This is a small but ancient game. You are supposed to write down the numbers 1, 2, 3, … , 2n - 1, 2n consecutively in clockwise order on the ground to form a circle, and then, to draw some straight line segments to connect them into number pairs. Every number must be connected to exactly one another. And, no two segments are allowed to intersect.
It’s still a simple game, isn’t it? But after you’ve written down the 2n numbers, can you tell me in how many different ways can you connect the numbers into pairs? Life is harder, right?
Input
Each line of the input file will be a single positive number n, except the last line, which is a number -1. You may assume that 1 <= n <= 100.
Output
For each n, print in a single line the number of ways to connect the 2n numbers into pairs.
Sample Input
2
3
-1
Sample Output
2
5
题意:
问你2N个数围成一个圈,可以组成多少个不相交的对
解题思路:
该规律满足卡特兰数。
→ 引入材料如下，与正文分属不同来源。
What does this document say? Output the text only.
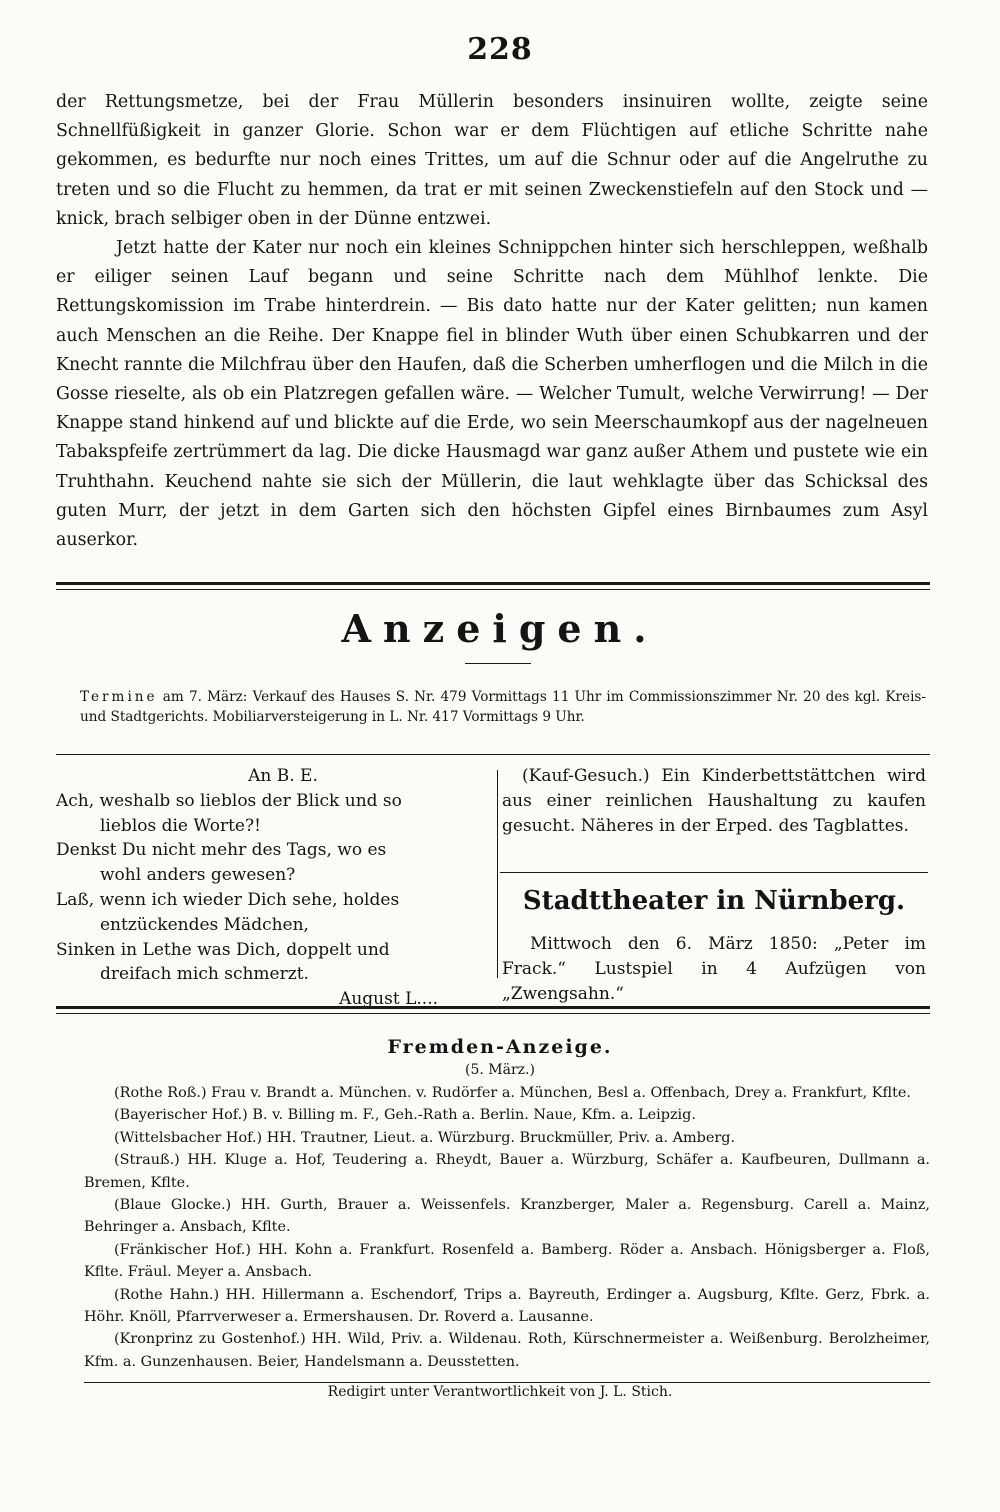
228

der Rettungsmetze, bei der Frau Müllerin besonders insinuiren wollte, zeigte seine Schnellfüßigkeit in ganzer Glorie. Schon war er dem Flüchtigen auf etliche Schritte nahe gekommen, es bedurfte nur noch eines Trittes, um auf die Schnur oder auf die Angelruthe zu treten und so die Flucht zu hemmen, da trat er mit seinen Zweckenstiefeln auf den Stock und — knick, brach selbiger oben in der Dünne entzwei.

Jetzt hatte der Kater nur noch ein kleines Schnippchen hinter sich herschleppen, weßhalb er eiliger seinen Lauf begann und seine Schritte nach dem Mühlhof lenkte. Die Rettungskomission im Trabe hinterdrein. — Bis dato hatte nur der Kater gelitten; nun kamen auch Menschen an die Reihe. Der Knappe fiel in blinder Wuth über einen Schubkarren und der Knecht rannte die Milchfrau über den Haufen, daß die Scherben umherflogen und die Milch in die Gosse rieselte, als ob ein Platzregen gefallen wäre. — Welcher Tumult, welche Verwirrung! — Der Knappe stand hinkend auf und blickte auf die Erde, wo sein Meerschaumkopf aus der nagelneuen Tabakspfeife zertrümmert da lag. Die dicke Hausmagd war ganz außer Athem und pustete wie ein Truhthahn. Keuchend nahte sie sich der Müllerin, die laut wehklagte über das Schicksal des guten Murr, der jetzt in dem Garten sich den höchsten Gipfel eines Birnbaumes zum Asyl auserkor.

Anzeigen.

Termine am 7. März: Verkauf des Hauses S. Nr. 479 Vormittags 11 Uhr im Commissionszimmer Nr. 20 des kgl. Kreis- und Stadtgerichts. Mobiliarversteigerung in L. Nr. 417 Vormittags 9 Uhr.

An B. E.
Ach, weshalb so lieblos der Blick und so
lieblos die Worte?!
Denkst Du nicht mehr des Tags, wo es
wohl anders gewesen?
Laß, wenn ich wieder Dich sehe, holdes
entzückendes Mädchen,
Sinken in Lethe was Dich, doppelt und
dreifach mich schmerzt.
August L....

(Kauf-Gesuch.) Ein Kinderbettstättchen wird aus einer reinlichen Haushaltung zu kaufen gesucht. Näheres in der Erped. des Tagblattes.

Stadttheater in Nürnberg.

Mittwoch den 6. März 1850: „Peter im Frack.“ Lustspiel in 4 Aufzügen von „Zwengsahn.“

Fremden-Anzeige.
(5. März.)

(Rothe Roß.) Frau v. Brandt a. München. v. Rudörfer a. München, Besl a. Offenbach, Drey a. Frankfurt, Kflte.

(Bayerischer Hof.) B. v. Billing m. F., Geh.-Rath a. Berlin. Naue, Kfm. a. Leipzig.

(Wittelsbacher Hof.) HH. Trautner, Lieut. a. Würzburg. Bruckmüller, Priv. a. Amberg.

(Strauß.) HH. Kluge a. Hof, Teudering a. Rheydt, Bauer a. Würzburg, Schäfer a. Kaufbeuren, Dullmann a. Bremen, Kflte.

(Blaue Glocke.) HH. Gurth, Brauer a. Weissenfels. Kranzberger, Maler a. Regensburg. Carell a. Mainz, Behringer a. Ansbach, Kflte.

(Fränkischer Hof.) HH. Kohn a. Frankfurt. Rosenfeld a. Bamberg. Röder a. Ansbach. Hönigsberger a. Floß, Kflte. Fräul. Meyer a. Ansbach.

(Rothe Hahn.) HH. Hillermann a. Eschendorf, Trips a. Bayreuth, Erdinger a. Augsburg, Kflte. Gerz, Fbrk. a. Höhr. Knöll, Pfarrverweser a. Ermershausen. Dr. Roverd a. Lausanne.

(Kronprinz zu Gostenhof.) HH. Wild, Priv. a. Wildenau. Roth, Kürschnermeister a. Weißenburg. Berolzheimer, Kfm. a. Gunzenhausen. Beier, Handelsmann a. Deusstetten.

Redigirt unter Verantwortlichkeit von J. L. Stich.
直接利用递推公式h(n)=h(n-1)*(4*n-2)/(n+1);
代码:
import java.*;
import java.math.BigInteger;
import java.util.Scanner;
public class 大数测试 {
public static void main(String[] args)
{
Scanner cin =new Scanner(System.in);
BigInteger[] a= new BigInteger[101];
a[1]=new BigInteger("1");
for(int i=2;i<101;i++)
{
a[i]=a[i-1].multiply(new BigInteger(String.format("%d",4*i-2))).
divide(new BigInteger( String.format("%d", i+1)));
}
while (cin.hasNext()) {
int n=cin.nextInt();
if(n==-1)
break;
System.out.println(a[n]);
}
}
}